Decentralized DC MicroGrid Monitoring and Optimization via Primary Control Perturbations
This work addresses the need for communication-free monitoring and optimization in DC MicroGrids, which is important for system operators seeking reliable and scalable control in high-penetration power electronic environments.
The paper proposes a decentralized method for DC MicroGrids to estimate generation capacities, load demands, and line conductances using only local voltage measurements and primary control perturbations, eliminating the need for external communication. The approach enables autonomous optimal economic dispatch, with evaluations confirming its effectiveness.
We treat the emerging power systems with direct current (DC) MicroGrids, characterized with high penetration of power electronic converters.
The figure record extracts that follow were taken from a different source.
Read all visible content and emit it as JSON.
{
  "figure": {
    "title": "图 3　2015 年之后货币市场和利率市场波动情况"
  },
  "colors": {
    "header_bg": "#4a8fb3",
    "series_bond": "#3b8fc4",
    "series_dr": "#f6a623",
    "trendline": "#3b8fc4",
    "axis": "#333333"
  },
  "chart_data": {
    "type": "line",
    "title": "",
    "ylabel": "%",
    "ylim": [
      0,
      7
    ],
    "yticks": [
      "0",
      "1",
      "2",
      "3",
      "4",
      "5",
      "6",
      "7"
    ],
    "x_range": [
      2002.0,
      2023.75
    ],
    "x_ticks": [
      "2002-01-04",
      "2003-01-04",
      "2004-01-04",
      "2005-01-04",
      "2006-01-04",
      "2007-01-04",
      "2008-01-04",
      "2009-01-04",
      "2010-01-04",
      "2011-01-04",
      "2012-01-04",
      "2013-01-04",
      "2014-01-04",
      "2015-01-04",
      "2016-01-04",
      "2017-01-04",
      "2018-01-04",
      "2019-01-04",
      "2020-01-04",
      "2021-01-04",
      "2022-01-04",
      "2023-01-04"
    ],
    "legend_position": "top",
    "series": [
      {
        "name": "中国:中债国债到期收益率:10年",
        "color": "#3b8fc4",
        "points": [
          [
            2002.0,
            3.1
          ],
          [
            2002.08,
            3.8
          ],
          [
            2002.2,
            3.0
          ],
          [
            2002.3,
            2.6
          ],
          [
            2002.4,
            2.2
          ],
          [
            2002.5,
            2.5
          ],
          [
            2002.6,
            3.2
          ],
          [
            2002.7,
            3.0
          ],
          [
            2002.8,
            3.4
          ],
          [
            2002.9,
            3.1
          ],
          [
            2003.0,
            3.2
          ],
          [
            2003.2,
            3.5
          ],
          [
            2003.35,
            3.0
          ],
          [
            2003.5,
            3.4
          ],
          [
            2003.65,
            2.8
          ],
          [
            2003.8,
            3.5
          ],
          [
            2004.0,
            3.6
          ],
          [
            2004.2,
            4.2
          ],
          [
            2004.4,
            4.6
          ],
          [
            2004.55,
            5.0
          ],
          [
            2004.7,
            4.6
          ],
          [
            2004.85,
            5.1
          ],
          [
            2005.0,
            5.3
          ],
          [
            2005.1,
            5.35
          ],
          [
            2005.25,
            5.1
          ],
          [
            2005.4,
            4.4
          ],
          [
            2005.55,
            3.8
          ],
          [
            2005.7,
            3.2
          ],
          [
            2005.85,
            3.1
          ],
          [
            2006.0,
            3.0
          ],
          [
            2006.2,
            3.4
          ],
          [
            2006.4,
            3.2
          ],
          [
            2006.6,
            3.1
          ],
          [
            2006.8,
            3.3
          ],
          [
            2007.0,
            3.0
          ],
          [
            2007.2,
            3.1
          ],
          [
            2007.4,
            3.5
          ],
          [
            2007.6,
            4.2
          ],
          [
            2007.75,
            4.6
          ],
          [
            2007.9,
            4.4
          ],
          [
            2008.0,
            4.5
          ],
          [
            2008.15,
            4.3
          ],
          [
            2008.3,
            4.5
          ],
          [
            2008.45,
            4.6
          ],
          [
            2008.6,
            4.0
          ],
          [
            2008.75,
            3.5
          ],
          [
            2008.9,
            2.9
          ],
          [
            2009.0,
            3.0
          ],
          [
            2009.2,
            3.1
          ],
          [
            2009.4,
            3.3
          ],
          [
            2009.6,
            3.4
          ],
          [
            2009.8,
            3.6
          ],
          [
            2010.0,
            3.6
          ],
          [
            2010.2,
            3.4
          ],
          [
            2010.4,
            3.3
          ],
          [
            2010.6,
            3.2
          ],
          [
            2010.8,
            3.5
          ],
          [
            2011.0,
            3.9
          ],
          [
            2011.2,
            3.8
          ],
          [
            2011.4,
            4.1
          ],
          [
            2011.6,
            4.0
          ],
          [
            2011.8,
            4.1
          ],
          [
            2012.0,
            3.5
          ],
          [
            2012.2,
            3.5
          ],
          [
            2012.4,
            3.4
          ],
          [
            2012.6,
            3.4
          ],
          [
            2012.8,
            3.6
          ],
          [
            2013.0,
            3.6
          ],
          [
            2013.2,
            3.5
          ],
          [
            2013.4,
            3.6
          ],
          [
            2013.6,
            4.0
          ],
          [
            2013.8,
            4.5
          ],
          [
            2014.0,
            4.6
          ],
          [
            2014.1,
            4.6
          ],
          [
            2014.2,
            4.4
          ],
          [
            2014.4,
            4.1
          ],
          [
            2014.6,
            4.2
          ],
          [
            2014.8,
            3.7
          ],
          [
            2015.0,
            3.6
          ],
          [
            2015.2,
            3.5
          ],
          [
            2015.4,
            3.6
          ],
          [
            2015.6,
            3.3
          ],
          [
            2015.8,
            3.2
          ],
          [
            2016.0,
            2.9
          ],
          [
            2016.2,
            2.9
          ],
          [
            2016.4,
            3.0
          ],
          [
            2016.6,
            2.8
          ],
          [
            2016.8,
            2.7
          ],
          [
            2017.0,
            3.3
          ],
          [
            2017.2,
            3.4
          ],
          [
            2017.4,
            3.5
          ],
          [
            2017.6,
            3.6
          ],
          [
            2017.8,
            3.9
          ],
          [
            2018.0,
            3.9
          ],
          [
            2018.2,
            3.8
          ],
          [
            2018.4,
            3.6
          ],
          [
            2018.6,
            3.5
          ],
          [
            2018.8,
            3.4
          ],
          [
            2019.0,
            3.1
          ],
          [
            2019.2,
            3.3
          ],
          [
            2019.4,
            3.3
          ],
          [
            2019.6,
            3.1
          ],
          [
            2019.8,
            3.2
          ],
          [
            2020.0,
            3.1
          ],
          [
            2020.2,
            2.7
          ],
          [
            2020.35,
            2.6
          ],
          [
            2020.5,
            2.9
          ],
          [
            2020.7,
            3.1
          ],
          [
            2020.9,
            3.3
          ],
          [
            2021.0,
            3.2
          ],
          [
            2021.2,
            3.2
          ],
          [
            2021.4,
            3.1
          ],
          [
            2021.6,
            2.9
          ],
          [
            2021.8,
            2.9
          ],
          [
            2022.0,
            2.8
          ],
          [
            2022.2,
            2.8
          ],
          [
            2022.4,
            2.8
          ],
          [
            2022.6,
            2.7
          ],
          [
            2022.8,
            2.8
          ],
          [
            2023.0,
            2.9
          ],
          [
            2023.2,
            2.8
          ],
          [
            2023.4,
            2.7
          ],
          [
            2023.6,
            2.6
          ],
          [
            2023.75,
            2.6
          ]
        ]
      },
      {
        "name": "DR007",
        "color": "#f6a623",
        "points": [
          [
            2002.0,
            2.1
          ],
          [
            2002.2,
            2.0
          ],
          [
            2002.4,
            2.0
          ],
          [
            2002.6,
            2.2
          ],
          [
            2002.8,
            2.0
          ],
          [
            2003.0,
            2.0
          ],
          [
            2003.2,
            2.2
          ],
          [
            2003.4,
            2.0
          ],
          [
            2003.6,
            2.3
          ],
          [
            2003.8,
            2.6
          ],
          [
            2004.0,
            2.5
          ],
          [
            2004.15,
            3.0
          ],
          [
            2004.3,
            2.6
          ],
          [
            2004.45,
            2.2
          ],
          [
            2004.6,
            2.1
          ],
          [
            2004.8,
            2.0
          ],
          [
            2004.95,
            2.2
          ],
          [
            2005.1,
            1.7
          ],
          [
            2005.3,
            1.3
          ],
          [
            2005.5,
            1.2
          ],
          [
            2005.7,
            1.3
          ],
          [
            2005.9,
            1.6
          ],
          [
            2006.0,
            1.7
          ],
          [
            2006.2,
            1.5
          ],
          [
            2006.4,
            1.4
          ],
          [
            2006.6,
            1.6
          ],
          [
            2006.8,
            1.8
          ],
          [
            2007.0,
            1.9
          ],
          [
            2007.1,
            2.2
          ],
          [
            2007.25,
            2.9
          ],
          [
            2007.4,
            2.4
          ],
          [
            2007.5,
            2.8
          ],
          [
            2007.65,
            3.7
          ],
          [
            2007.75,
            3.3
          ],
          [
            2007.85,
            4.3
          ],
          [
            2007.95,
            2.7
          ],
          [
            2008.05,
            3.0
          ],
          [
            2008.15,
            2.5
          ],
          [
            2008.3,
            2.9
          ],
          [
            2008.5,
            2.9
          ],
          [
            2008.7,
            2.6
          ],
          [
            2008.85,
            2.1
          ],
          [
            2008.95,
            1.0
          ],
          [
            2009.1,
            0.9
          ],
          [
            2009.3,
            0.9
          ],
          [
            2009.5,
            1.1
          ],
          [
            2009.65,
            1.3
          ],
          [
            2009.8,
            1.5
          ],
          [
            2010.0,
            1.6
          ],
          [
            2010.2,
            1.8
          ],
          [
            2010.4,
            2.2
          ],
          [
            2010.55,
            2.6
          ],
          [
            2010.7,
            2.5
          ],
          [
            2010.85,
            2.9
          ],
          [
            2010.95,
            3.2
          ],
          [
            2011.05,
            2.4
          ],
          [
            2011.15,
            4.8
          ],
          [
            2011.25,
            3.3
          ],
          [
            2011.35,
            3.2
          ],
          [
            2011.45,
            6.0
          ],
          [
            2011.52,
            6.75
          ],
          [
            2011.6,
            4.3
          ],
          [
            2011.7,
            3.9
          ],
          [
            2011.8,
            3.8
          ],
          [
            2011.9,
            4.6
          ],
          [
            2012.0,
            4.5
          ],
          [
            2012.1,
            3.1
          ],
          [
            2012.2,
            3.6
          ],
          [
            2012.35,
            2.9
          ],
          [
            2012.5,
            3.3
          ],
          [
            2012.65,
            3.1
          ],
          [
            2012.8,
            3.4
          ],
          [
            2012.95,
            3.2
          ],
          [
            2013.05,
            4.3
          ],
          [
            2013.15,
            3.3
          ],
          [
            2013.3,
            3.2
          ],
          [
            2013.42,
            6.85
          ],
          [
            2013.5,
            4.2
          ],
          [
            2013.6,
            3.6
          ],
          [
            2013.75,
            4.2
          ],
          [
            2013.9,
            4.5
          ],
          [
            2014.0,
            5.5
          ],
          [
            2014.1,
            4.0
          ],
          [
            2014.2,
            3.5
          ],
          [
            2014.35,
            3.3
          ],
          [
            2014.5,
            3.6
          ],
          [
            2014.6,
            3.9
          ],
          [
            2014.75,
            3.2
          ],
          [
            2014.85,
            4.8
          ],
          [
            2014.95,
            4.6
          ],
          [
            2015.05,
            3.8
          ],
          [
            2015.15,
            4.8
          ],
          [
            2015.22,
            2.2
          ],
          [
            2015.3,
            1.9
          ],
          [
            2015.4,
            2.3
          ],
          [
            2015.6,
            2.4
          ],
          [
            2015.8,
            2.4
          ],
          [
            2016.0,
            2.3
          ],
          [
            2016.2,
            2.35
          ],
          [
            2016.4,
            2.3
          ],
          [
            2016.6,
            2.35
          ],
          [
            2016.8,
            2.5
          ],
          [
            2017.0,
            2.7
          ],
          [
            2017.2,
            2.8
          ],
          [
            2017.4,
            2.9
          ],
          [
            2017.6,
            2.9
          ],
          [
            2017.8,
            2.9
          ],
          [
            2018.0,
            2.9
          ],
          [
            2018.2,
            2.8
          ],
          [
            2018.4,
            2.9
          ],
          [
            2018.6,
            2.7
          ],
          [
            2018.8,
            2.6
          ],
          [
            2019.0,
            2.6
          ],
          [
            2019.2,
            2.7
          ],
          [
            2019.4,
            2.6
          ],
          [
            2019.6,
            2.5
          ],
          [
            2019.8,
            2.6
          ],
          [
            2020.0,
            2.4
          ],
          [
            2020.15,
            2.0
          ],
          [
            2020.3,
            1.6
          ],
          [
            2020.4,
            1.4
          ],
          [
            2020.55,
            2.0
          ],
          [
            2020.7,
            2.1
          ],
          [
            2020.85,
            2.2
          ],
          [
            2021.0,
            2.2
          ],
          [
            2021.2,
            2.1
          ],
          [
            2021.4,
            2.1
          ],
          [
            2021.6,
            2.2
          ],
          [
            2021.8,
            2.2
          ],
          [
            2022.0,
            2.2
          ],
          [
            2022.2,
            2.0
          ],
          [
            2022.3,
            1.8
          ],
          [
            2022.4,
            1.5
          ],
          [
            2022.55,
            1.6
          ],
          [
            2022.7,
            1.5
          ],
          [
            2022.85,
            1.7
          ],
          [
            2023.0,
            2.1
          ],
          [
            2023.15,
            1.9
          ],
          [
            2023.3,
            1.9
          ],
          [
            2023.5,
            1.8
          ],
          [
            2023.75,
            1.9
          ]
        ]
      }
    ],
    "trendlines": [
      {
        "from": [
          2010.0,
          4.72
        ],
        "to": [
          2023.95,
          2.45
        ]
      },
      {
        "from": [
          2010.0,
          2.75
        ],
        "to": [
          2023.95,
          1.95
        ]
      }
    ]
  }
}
We rely on the power electronics to propose a decentralized solution for autonomous learning of and adaptation to the operating conditions of the DC Mirogrids; the goal is to eliminate the need to rely on an external communication system for such purpose. The solution works within the primary droop control loops and uses only local bus voltage measurements. Each controller is able to estimate (i) the generation capacities of power sources, (ii) the load demands, and (iii) the conductances of the distribution lines. To define a well-conditioned estimation problem, we employ decentralized strategy where the primary droop controllers temporarily switch between operating points in a coordinated manner, following amplitude-modulated training sequences. We study the use of the estimator in a decentralized solution of the Optimal Economic Dispatch problem. The evaluations confirm the usefulness of the proposed solution for autonomous MicroGrid operation.